Let $a ; b ; c > 0$ such that $a+b+c=3$
Prove: $P=\dfrac{a}{b}+\dfrac{b}{c}+\dfrac{c}{a}+\dfrac{6abc}{ab+bc+ca} \geq 5$
I tried: $\dfrac{a}{b}+\dfrac{b}{c}+\dfrac{c}{a}=\dfrac{a^2c+b^2a+c^2b}{abc}=\dfrac{(a^2c+b^2a+c^2b)(c+a+b)}{3abc} \geq \dfrac{(ab+bc+ca)^2}{3abc}$ Then: $P \geq \dfrac{(ab+bc+ca)^2}{3abc}+\dfrac{6abc}{ab+bc+ca}$
But I think it's a wrong way, cuz $\dfrac{(ab+bc+ca)^2}{3abc}$ seems too weak.

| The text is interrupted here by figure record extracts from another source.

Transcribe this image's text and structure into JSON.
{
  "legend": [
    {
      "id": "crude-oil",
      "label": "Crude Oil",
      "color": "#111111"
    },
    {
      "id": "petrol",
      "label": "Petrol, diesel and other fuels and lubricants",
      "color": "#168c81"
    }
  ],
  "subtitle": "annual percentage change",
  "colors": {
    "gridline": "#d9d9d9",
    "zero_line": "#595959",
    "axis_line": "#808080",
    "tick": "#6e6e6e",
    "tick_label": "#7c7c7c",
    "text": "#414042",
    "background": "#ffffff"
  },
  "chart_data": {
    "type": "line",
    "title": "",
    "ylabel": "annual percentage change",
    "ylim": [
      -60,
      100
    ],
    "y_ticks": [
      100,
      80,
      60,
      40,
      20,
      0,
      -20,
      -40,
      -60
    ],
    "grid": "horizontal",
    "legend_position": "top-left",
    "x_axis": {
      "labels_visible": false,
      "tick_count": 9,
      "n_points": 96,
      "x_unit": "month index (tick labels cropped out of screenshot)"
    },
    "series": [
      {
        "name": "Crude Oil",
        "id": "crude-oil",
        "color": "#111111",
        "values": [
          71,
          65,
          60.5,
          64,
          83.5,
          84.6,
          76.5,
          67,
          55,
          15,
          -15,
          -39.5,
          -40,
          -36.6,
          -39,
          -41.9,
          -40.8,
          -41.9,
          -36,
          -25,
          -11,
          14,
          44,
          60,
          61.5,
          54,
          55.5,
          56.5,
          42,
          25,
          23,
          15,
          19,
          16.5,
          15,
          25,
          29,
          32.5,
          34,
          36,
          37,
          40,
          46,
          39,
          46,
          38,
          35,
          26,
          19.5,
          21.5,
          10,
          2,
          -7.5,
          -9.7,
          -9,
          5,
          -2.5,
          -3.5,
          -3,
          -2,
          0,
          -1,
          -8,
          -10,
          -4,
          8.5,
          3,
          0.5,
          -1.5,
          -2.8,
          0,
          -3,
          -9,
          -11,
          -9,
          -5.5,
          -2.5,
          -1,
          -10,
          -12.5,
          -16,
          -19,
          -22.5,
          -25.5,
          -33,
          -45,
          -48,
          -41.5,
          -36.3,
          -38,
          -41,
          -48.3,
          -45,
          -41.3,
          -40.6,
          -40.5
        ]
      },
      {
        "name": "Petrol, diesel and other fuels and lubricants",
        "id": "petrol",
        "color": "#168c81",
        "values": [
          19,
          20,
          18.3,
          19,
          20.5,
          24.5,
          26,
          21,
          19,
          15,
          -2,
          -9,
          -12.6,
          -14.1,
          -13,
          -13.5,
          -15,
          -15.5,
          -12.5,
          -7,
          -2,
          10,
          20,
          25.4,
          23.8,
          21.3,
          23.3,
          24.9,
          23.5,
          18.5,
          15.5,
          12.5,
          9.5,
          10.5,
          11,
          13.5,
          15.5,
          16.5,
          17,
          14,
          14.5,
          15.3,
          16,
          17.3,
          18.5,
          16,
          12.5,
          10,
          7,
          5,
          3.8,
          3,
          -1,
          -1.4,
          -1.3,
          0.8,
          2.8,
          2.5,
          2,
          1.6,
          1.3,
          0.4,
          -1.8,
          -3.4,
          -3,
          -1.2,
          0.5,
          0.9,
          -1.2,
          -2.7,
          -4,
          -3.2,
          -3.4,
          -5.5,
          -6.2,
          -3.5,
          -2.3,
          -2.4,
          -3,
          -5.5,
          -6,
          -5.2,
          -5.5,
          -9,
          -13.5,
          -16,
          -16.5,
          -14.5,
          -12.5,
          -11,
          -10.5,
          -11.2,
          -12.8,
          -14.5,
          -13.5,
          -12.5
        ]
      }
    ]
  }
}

Suppose $c = \min \{a,b,c\},$ we have $$\dfrac{a}{b}+\dfrac{b}{c}+\dfrac{c}{a} -3 = \frac{(a-b)^2}{ab} + \frac{(a-c)(b-c)}{ac},$$ $$(a+b+c)(ab+bc+ca)-9abc = 2c(a-b)^2+(a+b)(a-c)(b-c).$$ We write the inequality as $$\dfrac{a}{b}+\dfrac{b}{c}+\dfrac{c}{a}+\dfrac{18abc}{(a+b+c)(ab+bc+ca)} \geqslant 5.$$ equivalent to $$\dfrac{a}{b}+\dfrac{b}{c}+\dfrac{c}{a} - 3 \geqslant 2\left[1 - \dfrac{9abc}{(a+b+c)(ab+bc+ca)}\right],$$ or $$\frac{(a-b)^2}{ab} + \frac{(a-c)(b-c)}{ac} \geqslant \frac{4c(a-b)^2}{(a+b+c)(ab+bc+ca)}+\frac{2(a+b)(a-c)(b-c)}{(a+b+c)(ab+bc+ca)},$$ or $$\left[\frac{1}{ab} - \frac{4c}{(a+b+c)(ab+bc+ca)}\right](a-b)^2 + \left[\frac{1}{ac} -\frac{2(a+b)}{(a+b+c)(ab+bc+ca)}\right](a-c)(b-c) \geqslant 0.$$ But $$(a+b+c)(ab+bc+ca) \geqslant 9abc \geqslant 4abc,$$ and $$\begin{aligned}(a+b+c)(ab+bc+ca) - 2ca(a+b) & \geqslant (a+b)(ab+bc+ca) - 2ca(a+b) \\&= (a+b)[a(b-c)+bc] \geqslant 0.\end{aligned}$$ The proof is completed.